TodaysVerse.net
And when he had found him, he brought him unto Antioch. And it came to pass, that a whole year they assembled themselves with the church, and taught much people. And the disciples were called Christians first in Antioch.
King James Version

Meaning

This verse is set in Antioch, a major cosmopolitan city in what is now southern Turkey, which became an early hub for the Christian movement spreading beyond its Jewish roots. Barnabas was a respected leader in the Jerusalem church known for his generous, encouraging character — Acts tells us his very name means 'son of encouragement.' He had gone looking for Saul (later called Paul), a former violent persecutor of Christians who had dramatically converted to faith in Jesus. Barnabas had already vouched for Saul when others were still afraid of him. Now he brings Saul to Antioch, where the two spend an entire year teaching a growing community of believers. It's here — in this largely Gentile, non-Jewish city — that outsiders first coined the term 'Christians' to describe Jesus's followers.

Prayer

Jesus, shape me so thoroughly that the label finds me — that I don't have to announce what I believe because it's already written in how I live. Give me patience for the long, ordinary work of becoming more like You, one week at a time. Amen.

Reflection

The name 'Christian' was almost certainly not something the early believers chose for themselves. It was a label given by the people of Antioch — possibly with a mocking edge. In Latin and Greek, the suffix '-ian' meant 'partisan of' or 'belonging to,' the way we might call someone a follower of a political figure or movement. So the city looked at these people and said: those are the *Christ* people. What's remarkable is that the name stuck — not because the believers lobbied for it, but because they were so visibly, unmistakably shaped by Jesus that an entire city saw it before anyone named it. A year of teaching. Week after week, Barnabas and Saul showed up and did the slow, unglamorous work of helping people understand who Jesus was and what it meant to follow Him. No headlines. No viral moment. Just ordinary faithfulness over time — and a community emerged so distinctly marked by Christ that outsiders gave them His name. The question worth sitting with isn't 'how do I tell people I'm a Christian.' It's 'what am I becoming that makes the label find me?' You don't have to announce it.
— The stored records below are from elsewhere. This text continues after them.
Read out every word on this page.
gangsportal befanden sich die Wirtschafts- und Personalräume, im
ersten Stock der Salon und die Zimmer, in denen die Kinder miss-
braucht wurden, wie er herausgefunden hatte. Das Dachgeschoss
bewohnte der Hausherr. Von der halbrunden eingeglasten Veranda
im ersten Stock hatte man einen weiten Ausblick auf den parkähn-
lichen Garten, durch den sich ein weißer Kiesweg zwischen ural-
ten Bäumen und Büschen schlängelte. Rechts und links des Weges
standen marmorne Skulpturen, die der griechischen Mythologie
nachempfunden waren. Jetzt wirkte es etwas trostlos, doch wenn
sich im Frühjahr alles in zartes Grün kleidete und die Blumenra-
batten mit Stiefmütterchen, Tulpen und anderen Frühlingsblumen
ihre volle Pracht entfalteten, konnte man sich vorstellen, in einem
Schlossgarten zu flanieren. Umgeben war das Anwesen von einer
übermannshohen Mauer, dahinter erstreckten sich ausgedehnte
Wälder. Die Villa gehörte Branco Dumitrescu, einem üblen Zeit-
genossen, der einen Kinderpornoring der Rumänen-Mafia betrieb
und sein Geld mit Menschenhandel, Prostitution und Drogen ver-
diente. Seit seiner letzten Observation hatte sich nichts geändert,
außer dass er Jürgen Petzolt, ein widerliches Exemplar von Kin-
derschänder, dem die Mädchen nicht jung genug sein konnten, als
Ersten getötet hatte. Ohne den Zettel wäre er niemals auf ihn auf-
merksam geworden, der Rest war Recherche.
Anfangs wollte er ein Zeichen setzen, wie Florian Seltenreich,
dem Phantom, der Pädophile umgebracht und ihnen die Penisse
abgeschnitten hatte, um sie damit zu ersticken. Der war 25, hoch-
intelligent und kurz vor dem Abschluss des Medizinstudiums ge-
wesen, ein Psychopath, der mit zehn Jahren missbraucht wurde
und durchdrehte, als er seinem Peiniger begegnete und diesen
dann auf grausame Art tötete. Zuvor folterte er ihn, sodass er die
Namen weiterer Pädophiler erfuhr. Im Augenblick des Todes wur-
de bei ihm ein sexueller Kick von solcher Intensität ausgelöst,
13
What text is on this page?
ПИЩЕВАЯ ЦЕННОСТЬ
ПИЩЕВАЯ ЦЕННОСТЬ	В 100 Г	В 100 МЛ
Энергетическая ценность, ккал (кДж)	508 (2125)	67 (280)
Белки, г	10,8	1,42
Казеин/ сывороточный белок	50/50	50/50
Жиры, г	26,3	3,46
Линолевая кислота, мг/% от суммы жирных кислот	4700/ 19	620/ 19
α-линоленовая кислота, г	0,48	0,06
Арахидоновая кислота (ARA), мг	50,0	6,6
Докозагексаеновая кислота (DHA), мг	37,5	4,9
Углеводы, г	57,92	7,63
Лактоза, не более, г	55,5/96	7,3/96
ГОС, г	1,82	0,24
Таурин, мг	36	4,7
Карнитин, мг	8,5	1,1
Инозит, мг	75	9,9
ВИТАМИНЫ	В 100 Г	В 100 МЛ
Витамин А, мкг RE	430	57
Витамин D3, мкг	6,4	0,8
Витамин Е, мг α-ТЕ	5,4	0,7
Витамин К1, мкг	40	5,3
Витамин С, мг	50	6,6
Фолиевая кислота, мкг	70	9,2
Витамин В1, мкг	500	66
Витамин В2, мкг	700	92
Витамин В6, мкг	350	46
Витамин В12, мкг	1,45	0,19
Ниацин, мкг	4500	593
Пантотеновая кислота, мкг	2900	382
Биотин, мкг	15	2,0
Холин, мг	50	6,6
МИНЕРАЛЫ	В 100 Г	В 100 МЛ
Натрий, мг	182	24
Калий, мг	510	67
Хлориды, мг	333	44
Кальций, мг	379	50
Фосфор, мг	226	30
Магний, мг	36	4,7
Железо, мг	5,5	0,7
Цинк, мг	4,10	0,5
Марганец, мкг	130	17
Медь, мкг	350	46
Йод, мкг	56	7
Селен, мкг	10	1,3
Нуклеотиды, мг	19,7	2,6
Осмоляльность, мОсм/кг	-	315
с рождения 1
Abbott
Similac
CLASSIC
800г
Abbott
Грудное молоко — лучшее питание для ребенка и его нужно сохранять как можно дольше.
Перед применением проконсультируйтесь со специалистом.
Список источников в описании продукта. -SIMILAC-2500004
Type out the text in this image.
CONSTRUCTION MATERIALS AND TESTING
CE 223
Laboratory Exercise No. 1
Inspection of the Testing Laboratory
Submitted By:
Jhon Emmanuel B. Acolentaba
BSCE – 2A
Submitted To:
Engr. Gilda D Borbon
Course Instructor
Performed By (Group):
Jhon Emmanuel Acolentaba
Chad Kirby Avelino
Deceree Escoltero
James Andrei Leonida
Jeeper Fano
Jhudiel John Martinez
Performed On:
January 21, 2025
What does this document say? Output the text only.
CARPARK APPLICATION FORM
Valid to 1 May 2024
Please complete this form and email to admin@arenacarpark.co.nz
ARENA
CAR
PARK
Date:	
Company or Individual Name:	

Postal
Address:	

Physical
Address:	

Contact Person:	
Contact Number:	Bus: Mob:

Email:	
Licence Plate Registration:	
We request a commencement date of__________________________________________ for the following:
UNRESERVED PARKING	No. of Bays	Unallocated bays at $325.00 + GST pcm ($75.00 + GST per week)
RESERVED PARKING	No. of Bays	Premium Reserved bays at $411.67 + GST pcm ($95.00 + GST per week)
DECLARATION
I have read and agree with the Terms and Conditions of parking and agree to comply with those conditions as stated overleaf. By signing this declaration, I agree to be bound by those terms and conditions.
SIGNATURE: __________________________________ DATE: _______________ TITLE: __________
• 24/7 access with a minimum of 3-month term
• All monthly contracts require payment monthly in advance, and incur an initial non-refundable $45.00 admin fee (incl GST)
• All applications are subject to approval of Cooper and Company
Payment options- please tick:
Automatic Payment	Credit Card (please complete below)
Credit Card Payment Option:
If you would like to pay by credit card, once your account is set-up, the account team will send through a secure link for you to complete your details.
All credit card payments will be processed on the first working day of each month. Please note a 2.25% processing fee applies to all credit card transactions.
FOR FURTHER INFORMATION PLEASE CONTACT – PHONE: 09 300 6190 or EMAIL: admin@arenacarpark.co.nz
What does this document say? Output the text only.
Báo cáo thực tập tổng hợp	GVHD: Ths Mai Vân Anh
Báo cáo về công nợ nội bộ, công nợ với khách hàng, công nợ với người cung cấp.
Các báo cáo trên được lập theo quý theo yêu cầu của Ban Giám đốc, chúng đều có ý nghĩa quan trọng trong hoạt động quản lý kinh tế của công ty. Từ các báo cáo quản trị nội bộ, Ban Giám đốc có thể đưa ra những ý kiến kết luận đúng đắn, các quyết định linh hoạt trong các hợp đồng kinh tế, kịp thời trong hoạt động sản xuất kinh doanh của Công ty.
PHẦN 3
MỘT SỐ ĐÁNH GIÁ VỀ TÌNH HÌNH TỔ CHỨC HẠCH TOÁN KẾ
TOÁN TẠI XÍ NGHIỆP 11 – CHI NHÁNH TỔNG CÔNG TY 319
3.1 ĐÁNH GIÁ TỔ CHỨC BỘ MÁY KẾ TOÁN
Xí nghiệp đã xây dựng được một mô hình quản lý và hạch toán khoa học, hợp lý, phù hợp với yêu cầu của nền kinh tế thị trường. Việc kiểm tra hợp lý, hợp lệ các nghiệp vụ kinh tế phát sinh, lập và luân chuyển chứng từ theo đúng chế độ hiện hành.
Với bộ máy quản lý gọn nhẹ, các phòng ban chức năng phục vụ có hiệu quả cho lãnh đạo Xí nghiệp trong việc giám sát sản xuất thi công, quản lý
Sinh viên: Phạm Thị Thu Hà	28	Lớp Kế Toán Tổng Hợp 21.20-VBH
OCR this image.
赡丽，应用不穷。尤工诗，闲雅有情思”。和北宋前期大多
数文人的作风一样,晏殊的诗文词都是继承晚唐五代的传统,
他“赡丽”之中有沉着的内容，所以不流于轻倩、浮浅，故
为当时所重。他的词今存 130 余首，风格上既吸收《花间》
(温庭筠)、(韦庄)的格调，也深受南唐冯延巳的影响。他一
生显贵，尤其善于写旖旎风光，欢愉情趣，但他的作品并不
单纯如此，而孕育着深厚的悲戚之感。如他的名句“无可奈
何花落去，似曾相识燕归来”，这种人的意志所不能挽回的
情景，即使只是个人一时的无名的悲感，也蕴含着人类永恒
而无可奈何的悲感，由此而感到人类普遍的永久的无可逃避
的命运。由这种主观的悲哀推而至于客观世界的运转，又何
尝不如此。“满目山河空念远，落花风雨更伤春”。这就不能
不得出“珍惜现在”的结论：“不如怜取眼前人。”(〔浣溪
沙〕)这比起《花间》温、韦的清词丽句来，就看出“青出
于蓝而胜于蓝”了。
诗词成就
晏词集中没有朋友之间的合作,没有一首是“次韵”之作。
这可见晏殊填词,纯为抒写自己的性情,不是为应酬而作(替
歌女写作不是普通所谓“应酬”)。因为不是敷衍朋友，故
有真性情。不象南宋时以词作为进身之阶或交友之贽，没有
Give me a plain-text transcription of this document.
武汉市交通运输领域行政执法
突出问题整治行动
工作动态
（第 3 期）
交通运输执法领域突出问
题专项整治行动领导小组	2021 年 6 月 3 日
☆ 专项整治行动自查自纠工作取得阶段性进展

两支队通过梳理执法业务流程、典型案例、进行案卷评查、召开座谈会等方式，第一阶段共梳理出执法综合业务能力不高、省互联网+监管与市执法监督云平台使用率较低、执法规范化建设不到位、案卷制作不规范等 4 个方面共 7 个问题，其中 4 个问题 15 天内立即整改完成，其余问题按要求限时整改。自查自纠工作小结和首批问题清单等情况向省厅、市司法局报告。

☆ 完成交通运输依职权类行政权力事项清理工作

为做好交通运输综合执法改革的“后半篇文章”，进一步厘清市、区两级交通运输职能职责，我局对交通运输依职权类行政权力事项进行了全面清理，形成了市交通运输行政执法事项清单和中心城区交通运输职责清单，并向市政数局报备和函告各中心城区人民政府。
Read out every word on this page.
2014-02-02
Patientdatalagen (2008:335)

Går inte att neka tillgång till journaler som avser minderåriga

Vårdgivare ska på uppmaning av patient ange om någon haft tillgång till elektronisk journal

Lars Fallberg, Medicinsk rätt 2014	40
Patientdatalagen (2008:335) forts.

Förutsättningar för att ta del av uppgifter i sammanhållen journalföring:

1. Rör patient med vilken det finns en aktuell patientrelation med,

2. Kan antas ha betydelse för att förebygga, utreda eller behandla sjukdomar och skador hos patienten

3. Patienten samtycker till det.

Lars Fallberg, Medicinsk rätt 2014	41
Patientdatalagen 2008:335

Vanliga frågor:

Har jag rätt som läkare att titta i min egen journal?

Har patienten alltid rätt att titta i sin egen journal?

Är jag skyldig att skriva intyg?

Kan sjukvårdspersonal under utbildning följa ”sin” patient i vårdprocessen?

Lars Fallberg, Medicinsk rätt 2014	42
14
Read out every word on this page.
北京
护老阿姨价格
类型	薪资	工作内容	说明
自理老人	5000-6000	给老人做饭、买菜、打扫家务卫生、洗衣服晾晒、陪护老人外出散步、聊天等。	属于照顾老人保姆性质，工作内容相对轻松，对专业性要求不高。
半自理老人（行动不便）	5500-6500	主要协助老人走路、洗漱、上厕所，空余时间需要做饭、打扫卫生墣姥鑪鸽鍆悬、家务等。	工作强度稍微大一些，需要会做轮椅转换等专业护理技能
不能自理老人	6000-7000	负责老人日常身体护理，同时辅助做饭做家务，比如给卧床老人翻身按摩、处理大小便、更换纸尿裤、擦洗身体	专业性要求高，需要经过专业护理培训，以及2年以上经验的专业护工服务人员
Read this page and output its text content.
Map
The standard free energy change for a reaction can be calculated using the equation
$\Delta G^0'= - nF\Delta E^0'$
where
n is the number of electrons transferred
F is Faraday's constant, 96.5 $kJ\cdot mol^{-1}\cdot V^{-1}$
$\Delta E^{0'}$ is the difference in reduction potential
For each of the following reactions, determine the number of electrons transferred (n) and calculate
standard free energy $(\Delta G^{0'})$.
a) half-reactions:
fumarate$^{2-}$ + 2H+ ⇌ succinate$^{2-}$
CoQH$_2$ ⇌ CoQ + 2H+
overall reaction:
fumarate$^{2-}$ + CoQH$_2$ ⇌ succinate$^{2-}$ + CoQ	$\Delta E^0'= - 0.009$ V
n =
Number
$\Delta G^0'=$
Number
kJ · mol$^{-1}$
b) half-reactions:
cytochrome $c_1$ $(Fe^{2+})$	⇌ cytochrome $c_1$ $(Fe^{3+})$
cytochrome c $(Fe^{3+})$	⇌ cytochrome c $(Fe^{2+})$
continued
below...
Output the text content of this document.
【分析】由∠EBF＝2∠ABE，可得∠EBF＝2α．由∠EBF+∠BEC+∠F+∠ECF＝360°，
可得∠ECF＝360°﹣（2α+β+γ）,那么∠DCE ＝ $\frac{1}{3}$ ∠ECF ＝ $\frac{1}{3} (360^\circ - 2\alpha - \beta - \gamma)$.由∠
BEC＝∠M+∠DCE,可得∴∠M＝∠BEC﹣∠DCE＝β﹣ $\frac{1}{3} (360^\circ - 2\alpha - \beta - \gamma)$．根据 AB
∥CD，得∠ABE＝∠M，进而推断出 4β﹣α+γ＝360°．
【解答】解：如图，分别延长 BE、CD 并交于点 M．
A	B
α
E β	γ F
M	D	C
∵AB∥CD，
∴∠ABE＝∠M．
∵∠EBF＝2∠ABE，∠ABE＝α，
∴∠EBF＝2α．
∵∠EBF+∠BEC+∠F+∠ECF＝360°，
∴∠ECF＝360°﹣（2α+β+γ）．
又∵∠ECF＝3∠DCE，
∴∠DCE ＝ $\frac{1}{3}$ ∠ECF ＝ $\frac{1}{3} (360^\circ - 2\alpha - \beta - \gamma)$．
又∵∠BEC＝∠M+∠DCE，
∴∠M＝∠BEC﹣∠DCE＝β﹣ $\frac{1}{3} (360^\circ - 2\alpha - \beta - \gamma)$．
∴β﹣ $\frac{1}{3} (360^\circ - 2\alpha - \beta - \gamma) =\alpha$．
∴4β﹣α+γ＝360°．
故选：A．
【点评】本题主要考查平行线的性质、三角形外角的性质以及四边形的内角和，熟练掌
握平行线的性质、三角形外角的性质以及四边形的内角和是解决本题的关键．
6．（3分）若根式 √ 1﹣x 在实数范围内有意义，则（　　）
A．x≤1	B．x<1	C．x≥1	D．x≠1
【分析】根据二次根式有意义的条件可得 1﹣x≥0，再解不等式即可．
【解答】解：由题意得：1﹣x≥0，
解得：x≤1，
You just have to keep showing up, week after week, letting Jesus shape what people eventually can't help but notice.

Discussion Questions

1

The label 'Christian' was given by outsiders observing the community, not claimed by the believers themselves. What does it mean to you that this identity was noticed before it was declared?

2

Barnabas sought out Saul specifically — someone the broader church was still suspicious of. Who in your life have you had to advocate for or believe in when others weren't ready to trust them?

3

What do you think made the Antioch community so distinctly recognizable that outsiders felt compelled to give them a new name? What ingredients created that kind of visible identity?

4

It took a full year of patient teaching for the Antioch community to become what it became. Who has invested that kind of slow, consistent time in your spiritual formation, and how has it shaped you?

5

If the people who know you best — at work, in your neighborhood, in your family — were going to describe you by what you're most visibly devoted to, what would they say? And what do you want them to say?